Глёг отгонял дурные мысли, и Табберт воспринял неожиданный арест с ироничным недоумением. Какая-то глупость. Он ни в чём не виноват. Он не участвовал в драке на ярмарке, не выполнял для губернатора никаких работ, качеством которых губернатор мог быть недоволен, не отлучался из города, вообще ничего не делал и ни с кем не ссорился. Он шагал по заснеженной улице, наслаждаясь морозом и ощущением здоровой силы своего тела.
Глёг развеялся к полуночи. Закутавшись в епанчу, Табберт сидел на топчане в холодной бревенчатой каморке подклета губернаторского дома. Углы и потолок здесь заросли косматой изморозью. В узкое волоковое окошко светила белая луна, безнадёжная и беспощадная, как выстрел в лицо.

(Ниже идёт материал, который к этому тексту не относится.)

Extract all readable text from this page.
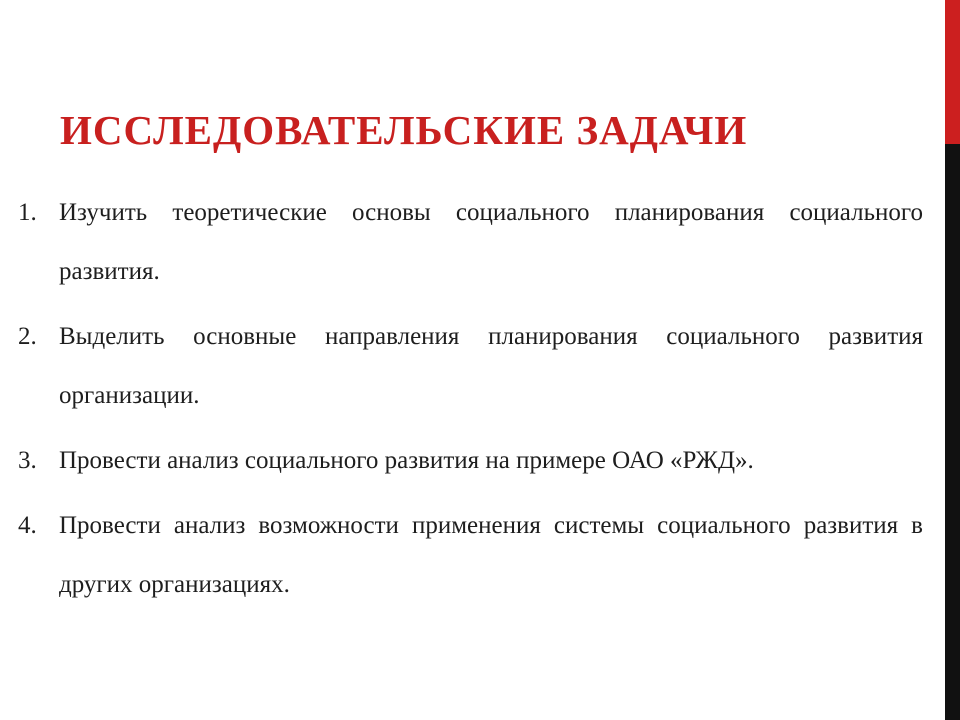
ИССЛЕДОВАТЕЛЬСКИЕ ЗАДАЧИ
1. Изучить теоретические основы социального планирования социального развития.
2. Выделить основные направления планирования социального развития организации.
3. Провести анализ социального развития на примере ОАО «РЖД».
4. Провести анализ возможности применения системы социального развития в других организациях.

На трезвую голову Табберт ясно понимал, что его посадили под стражу за попытку переслать ландкарту. За что же ещё? Видимо, Дитмер выдал его. По здравом размышлении, это был очень разумный поступок. И деньги за пересылку останутся Йохиму, и угроза потерять место развеется. Может быть, Дитмера даже наградят за бдительность в проверке почты. Но Табберт резко запретил себе думать про низость поступка секретаря. Бессмысленно расходовать душевные силы на бесполезный гнев. Надо думать о себе.
От ландкарты ему не отказаться. Да это и недостойно — отрицать свою вину. В изготовлении ландкарты нет позора для дворянина. Он был движим жаждой познания и благородным желанием просветить отечество. Значит, надо подготовиться к наказанию, чтобы встретить его с честью. Как его могут наказать? Вряд ли будут держать в тюрьме. Скорее всего, сошлют ещё дальше в Сибирь. Но куда? Работая над картой, Табберт прекрасно изучил географию этой страны. Хорошо, если его отправят в Якутск. Город по сибирским меркам крупный, и там можно собирать сведения об азиатском севере: о Колыме, Чукотке и Камчатке. Эти земли на чертежах Ремезова были описаны только приблизительно, без подробностей. В Европе хорошее описание северных пределов России, несомненно, вызовет большой интерес. Неплохо, если сошлют в Иркутск. Там близко огромное пресноводное море, неведомым образом расположенное посреди континента. В Нерчинске или Селенгинске главная тема — Монголия и Китай. В Таре — Джунгария. В Туруханске он мог бы создать описание русского пушного промысла. Если сошлют в Обдорск — там Мангазея и морской ход. А вот Берёзов — плохо. От Айкон — той девочки- остячки — он уже узнал о местных инородцах всё, что нужно. И Сургут плохо, и Нарым, и Енисейск, и Томск, и Красный Яр, и Кузнецк… Он не мог придумать, что ему делать в этих городах. Но незачем впадать в уныние. Мир везде полон тайн; найдутся они и в тех краях, которые кажутся глухой пустыней. Сила духа превозмогает превратности судьбы, а желающий познавать непременно отыщет объект исследования.
Табберт лёг на топчан, закинулся епанчой и уснул быстро и крепко.
Утром ему дали горячей воды вместо завтрака и повели к губернатору.
Князь Гагарин принял его у себя в кабинете. Табберт оглядел убранство кабинета с некоторым замешательством: он уже настроился на дорогу, на лишения, на скудную жизнь ссыльного, а тут голландская печь, портьеры, мебель, фарфор, паркет, лепнина, запах свежего кофию… Матвей Петрович в татарском халате и мягких сапожках сидел в кресле, а на столе лежала карта, небрежно сложенная в восьмую долю. Видимо, князь разглядывал её.
— Представься, — сурово сказал Гагарин.
— Капитан Филипп Юхан Табберт фон Страленберг.